Christy arrived around midnight after a long, stressful drive. He’d only been away 4 days but it seemed much longer. In the beginning we were told I’d be kept in hospital for observation for 48 hours. On account of Easter and the bank holiday, it was extended until Tuesday. We’ve now been here 9 days and going home is no longer an option. The reality is my condition is severe, unpredictable, and my blood pressure has been dangerously unstable.
The last week has been the most medicalised of my life. If I hadn’t received treatment I might not still be here to share my story. I can’t stress enough how grateful I am to the midwives and doctors who have given me such wonderful care. It has been a terrifying, painful, exhausting, mind-expanding, emotionally wrought experience. And it’s not over yet! At this stage I’m on the maximum dosage of medication available; if it suddenly fails to work, delivery is imminent. There is no possibility of carrying my baby to full term. Each additional day in my womb is a bonus. Living with uncertainty is difficult, but my partner and I are better prepared now. Fortunately the prospects of a happy outcome are good. Today we reached a milestone of 32 weeks and have been reassured by a neonatal doctor that our baby will likely thrive with the necessary care. All we can do now is hope for the best and wait.

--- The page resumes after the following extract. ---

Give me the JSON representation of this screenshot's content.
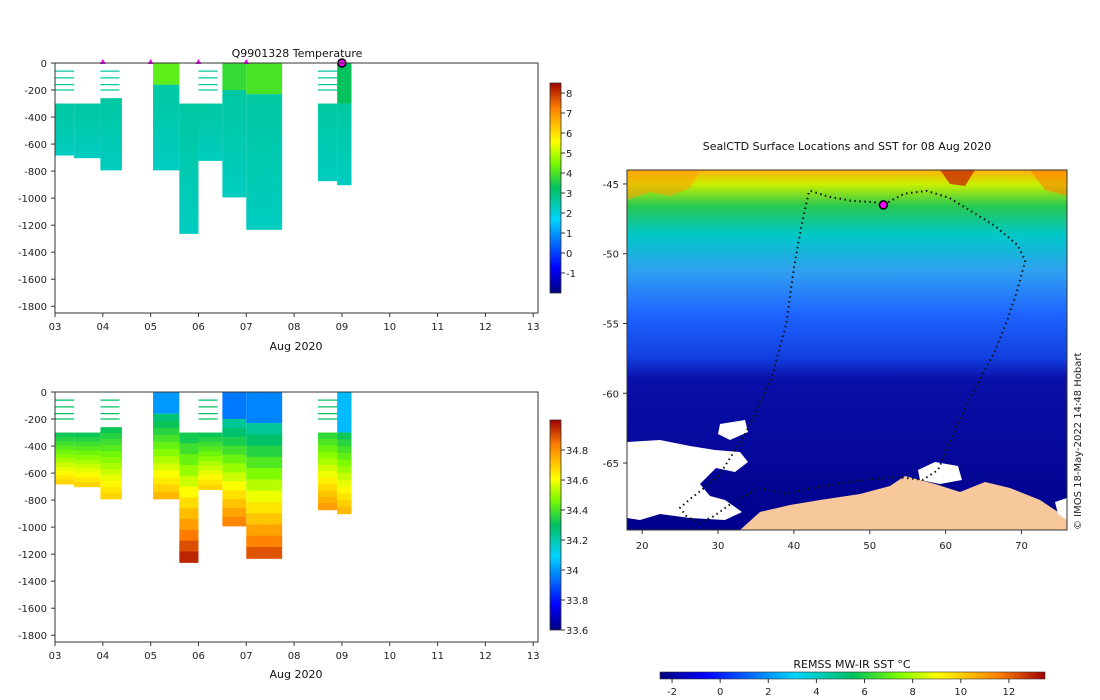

My mom and oldest son will soon board flights from America to Ireland. Knowing that help is on the way has put my mind at ease. Family and friends have also offered us huge support. Whatever happens we’ll pull through this together.
When you walk through the hospital corridors you see that our humanity is inescapable; vulnerability, heartbreak, fear, sadness, tenderness and joy all coexist here. The veil between life and death is thin. What’s remarkable is the spirit of determination I’ve seen on this high risk maternity ward… we’re all fighting for our babies with everything we’ve got.